What We're Watching: Syria's Shame, South Africa's Land, and Kenya's Women on Wheels
Syria's overlooked killings – In the past 10 days, Syria's military, backed by Russia, has killed more than 100 Syrian civilians, including 26 children, according to the UN. We've written before about Idlib province, which is supposed to be protected from attack by a 10-month old truce brokered by Russia and Turkey. That agreement spared the province's 2.7 million civilians an all-out government attack. But Bashar al-Assad's military has relied on strikes that kill smaller numbers over time to avoid international condemnation, and that strategy appears to be working. In three months, government attacks have forced 330,000 from their homes, and the story has gone largely unreported. For a look at what the Assad family shares in common with The Godfather's Corleones, check out the latest from Ian Bremmer here.

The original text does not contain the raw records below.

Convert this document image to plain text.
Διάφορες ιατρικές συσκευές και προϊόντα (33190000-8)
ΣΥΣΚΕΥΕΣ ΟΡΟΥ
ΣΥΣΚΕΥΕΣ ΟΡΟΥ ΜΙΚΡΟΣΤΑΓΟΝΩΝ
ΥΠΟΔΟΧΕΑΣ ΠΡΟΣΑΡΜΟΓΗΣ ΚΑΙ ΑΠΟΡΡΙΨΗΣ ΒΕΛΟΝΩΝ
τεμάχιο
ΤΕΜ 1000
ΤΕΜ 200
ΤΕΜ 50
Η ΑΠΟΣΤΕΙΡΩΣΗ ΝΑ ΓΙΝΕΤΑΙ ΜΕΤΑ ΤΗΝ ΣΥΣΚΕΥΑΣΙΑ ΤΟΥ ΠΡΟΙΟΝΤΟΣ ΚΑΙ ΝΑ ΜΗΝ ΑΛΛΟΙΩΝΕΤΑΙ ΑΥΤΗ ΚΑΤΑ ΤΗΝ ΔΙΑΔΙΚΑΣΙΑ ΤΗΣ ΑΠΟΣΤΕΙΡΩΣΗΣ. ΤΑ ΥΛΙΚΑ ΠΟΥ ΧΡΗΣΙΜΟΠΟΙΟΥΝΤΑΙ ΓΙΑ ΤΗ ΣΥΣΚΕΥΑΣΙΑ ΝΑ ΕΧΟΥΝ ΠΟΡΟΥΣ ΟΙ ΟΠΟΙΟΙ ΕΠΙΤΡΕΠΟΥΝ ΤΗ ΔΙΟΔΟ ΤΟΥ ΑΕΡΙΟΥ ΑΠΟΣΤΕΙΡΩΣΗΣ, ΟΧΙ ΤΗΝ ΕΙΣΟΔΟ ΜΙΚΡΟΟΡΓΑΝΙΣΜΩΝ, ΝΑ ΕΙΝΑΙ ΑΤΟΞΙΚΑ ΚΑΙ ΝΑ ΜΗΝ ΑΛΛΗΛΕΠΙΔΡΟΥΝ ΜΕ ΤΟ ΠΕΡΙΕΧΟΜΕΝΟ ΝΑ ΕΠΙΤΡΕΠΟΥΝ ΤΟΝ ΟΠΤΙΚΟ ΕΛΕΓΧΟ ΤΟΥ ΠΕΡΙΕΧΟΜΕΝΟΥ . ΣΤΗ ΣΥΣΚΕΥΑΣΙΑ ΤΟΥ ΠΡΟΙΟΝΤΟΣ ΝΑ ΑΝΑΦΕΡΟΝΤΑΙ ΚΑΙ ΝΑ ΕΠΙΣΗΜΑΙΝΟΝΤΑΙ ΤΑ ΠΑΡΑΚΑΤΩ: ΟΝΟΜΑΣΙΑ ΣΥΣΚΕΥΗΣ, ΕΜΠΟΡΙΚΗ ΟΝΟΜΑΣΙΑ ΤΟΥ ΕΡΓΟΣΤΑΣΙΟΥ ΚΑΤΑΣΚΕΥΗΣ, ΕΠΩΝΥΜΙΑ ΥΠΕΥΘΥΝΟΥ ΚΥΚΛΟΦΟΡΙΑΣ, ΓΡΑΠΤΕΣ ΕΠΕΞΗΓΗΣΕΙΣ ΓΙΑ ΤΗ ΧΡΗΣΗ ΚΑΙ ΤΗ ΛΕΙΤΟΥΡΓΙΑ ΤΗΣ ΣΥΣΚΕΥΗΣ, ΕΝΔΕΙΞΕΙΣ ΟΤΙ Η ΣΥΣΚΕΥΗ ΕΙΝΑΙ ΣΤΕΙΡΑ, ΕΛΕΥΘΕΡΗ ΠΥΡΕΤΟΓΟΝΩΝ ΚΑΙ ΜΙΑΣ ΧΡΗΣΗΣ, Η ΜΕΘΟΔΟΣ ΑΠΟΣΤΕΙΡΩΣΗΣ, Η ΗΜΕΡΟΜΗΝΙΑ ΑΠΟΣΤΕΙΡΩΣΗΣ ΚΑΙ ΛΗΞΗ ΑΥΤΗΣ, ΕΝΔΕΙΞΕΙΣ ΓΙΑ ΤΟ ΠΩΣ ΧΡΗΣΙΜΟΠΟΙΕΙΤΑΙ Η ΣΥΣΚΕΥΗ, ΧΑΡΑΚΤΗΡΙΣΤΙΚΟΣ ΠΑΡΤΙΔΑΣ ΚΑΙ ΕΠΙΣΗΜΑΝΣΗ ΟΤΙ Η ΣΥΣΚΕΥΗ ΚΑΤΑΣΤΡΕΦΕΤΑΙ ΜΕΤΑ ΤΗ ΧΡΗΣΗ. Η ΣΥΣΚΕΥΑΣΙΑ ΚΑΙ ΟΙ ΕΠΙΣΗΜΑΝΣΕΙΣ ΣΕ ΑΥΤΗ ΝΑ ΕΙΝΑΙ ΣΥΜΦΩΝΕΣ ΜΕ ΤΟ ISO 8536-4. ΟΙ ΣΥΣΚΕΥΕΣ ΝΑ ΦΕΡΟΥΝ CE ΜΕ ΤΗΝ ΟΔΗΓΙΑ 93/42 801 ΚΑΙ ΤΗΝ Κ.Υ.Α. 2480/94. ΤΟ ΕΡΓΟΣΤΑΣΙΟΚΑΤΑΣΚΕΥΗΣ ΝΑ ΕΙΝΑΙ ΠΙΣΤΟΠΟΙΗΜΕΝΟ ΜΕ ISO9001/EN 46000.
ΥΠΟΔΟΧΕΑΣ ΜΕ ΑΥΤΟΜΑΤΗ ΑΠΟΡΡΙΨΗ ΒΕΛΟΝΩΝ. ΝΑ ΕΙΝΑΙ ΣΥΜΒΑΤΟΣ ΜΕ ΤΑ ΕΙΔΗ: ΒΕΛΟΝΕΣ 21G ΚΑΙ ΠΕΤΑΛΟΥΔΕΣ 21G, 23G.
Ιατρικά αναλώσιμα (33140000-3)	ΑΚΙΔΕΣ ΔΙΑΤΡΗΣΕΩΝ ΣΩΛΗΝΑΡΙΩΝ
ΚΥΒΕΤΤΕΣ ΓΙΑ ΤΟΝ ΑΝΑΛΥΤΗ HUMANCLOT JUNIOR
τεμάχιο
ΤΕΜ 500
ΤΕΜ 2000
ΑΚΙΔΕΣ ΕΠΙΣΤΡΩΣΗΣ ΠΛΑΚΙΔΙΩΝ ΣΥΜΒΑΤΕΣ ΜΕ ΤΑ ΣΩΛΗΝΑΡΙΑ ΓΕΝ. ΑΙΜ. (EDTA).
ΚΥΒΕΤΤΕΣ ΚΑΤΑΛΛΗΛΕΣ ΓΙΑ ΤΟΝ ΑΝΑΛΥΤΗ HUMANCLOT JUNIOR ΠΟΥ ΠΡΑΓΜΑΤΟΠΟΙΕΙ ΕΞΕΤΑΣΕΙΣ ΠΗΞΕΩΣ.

New promises, and fears, over South African land – Whites make up less than 10 percent of South Africa's population, but 25 years from the end of apartheid, they still own nearly three-quarters of the country's individually-owned farmland. President Cyril Ramaphosa faces pressure to address this disparity. He doesn't want to damage South Africa's economy by throwing property rights into question, but he faces intense criticism that he favors big business over small farmers. This week, a presidential panel proposed expropriation of land without compensation—but only for land that's rented out or held as investment property. For more on South Africa, click here.
Kenya's all-female biker gangs: Throttle Queens. Piki Dada. Inked Sisterhood. Heels of Steel. We're watching these all-female biker gangs cruising through Kenya, a socially conservative country, because the photos show that they're impossibly cool. They've taken their share of criticism but, says a member of Inked Sisterhood, if you're a woman who wants to join, "there is a community here waiting to learn with you, grow with you, ride with you."
What We're Ignoring:
A Greek smoking ban - Nine years, 10 months, and 27 days ago, Greek lawmakers voted to ban smoking in all public places. With the arrival of new Prime Minister Kyriakos Mitsotakis, it has been announced that the nearly decade-old ban will now be enforced inside the parliament building itself. Ashtrays have been removed from hallways. We can now ignore this story, because we're sure that lawmakers—to say nothing of patrons in bars, clubs, and restaurants—in the heaviest smoking country in the EU will now fully abide by the rules. Definitely.